Several additional visualization techniques are incorporated into the application, including tables, images and a slider input. After viewing risk estimates, users are presented with information on the potential benefits and downsides of mammography, along with factors relevant to screening frequency decisions. The final page (Figure 5) synthesizes this information using multiple visual elements, including an image of a scale to represent consideration of benefits and harms, a summary table, and a slider input allowing users to indicate screening preference by moving the slider in either direction. While the slider is not used analytically, it was designed to provide an interactive mechanism for users to reflect on their screening preferences. The slider was not included in the original version of the application, but was added based on end-user feedback (9).
These visual elements work together to present information in an integrated format for decision-making. During end-user testing, patients and experts reported highly valuing the personalized risk information provided by the aid for understanding and reflecting on breast cancer screening decisions (9).
Conditional display of outputs
So far, we have demonstrated how to structure a decision aid that calculates an individual user’s risk and presents results using multiple display formats. However, not all users should see the same information. Application flow depends on user characteristics and estimated risks of breast cancer and non-breast cancer death. For example, mammography guidelines differ for women aged 75 and older or for those with high estimated risk of mortality. Therefore, to personalize content and flow, we implemented conditional display of elements throughout the app.
Shiny supports multiple approaches to the conditional display of content. One method uses conditional logic within server-side processing to modify display content based on user inputs. Figure 6A illustrates an example where different text is displayed depending on whether a woman’s estimated 10-year mortality risk exceeded 50%. Users with >50% risk of 10-year mortality are estimated to have <10-year life expectancy, since life expectancy is the median survival of a population and guidelines do not recommend screening for these women. By conditioning each output on relevant variables, we tailored the displayed content to women in different clinical scenarios.
Another key function used throughout the app is observeEvent, which triggers reactive actions when a defined event occurs, such as clicking a button or modifying a widget. The observeEvent is used to manage navigation and determine which content becomes available as the user progresses through the decision aid. Users begin on the home page with access only to the Assessment page, and additional pages are displayed as users proceed through the application. Figure 6B provides an example in which submission of assessment information reveals the risk results page.

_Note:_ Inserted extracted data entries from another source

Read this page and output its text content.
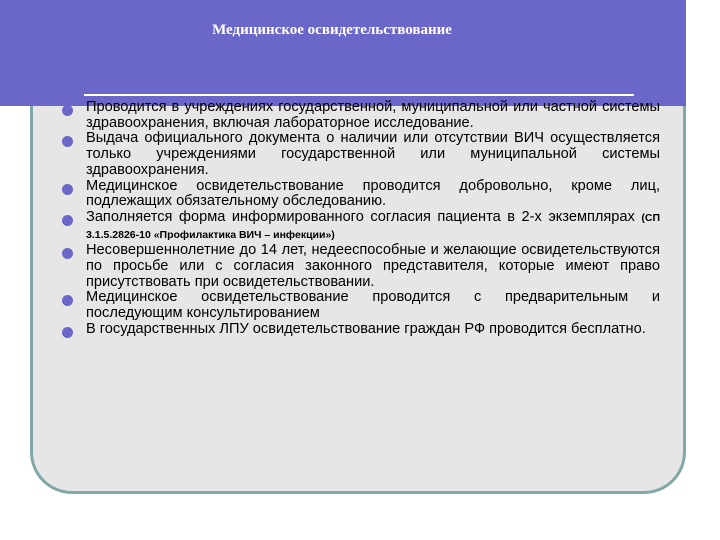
Медицинское освидетельствование
Проводится в учреждениях государственной, муниципальной или частной системы здравоохранения, включая лабораторное исследование.
Выдача официального документа о наличии или отсутствии ВИЧ осуществляется только учреждениями государственной или муниципальной системы здравоохранения.
Медицинское освидетельствование проводится добровольно, кроме лиц, подлежащих обязательному обследованию.
Заполняется форма информированного согласия пациента в 2-х экземплярах (СП 3.1.5.2826-10 «Профилактика ВИЧ – инфекции»)
Несовершеннолетние до 14 лет, недееспособные и желающие освидетельствуются по просьбе или с согласия законного представителя, которые имеют право присутствовать при освидетельствовании.
Медицинское освидетельствование проводится с предварительным и последующим консультированием
В государственных ЛПУ освидетельствование граждан РФ проводится бесплатно.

Additional uses of observeEvent include conditionally displaying the breast cancer prevention medications section for users meeting predefined risk thresholds, dynamically showing or hiding assessment questions based on prior responses, resetting inputs, and displaying error messages when inputs are missing or out of range.
Finalizing the application
After the core structure is complete, the application’s appearance can be customized using Cascading Style Sheets (CSS) (16), allowing modification of visual elements such as color, font, and sizing.
For deployment, options include cloud-based hosting with shinyapps.io or on-premises deployment via Shiny Server or Posit Connect (17). We deployed our app using shinyapps.io, which requires no local hardware or server installation and allows direct deployment from R. A free tier is available, lowering barriers to deployment. Updates can be implemented by modifying the source code and redeploying the application. As models evolve, model parameters can be updated without altering the app’s structure or appearance. To facilitate transparency and reproducibility, the full source code for our application is provided in the supplementary appendix (available online at https://cdn.amegroups.cn/static/public/atm-2026-0070-1.pdf).
Discussion
Prior tutorials for developing Shiny apps for use in clinical settings have focused on constructing a simple risk calculator (18) or implementing complex models, including machine learning methods (19). Our work extends these tutorials by providing a framework to integrate a risk calculator into a broader application with personalized decision support. We demonstrate a wide range of Shiny functionalities that transform a basic Shiny app into a comprehensive, clinically useful decision aid.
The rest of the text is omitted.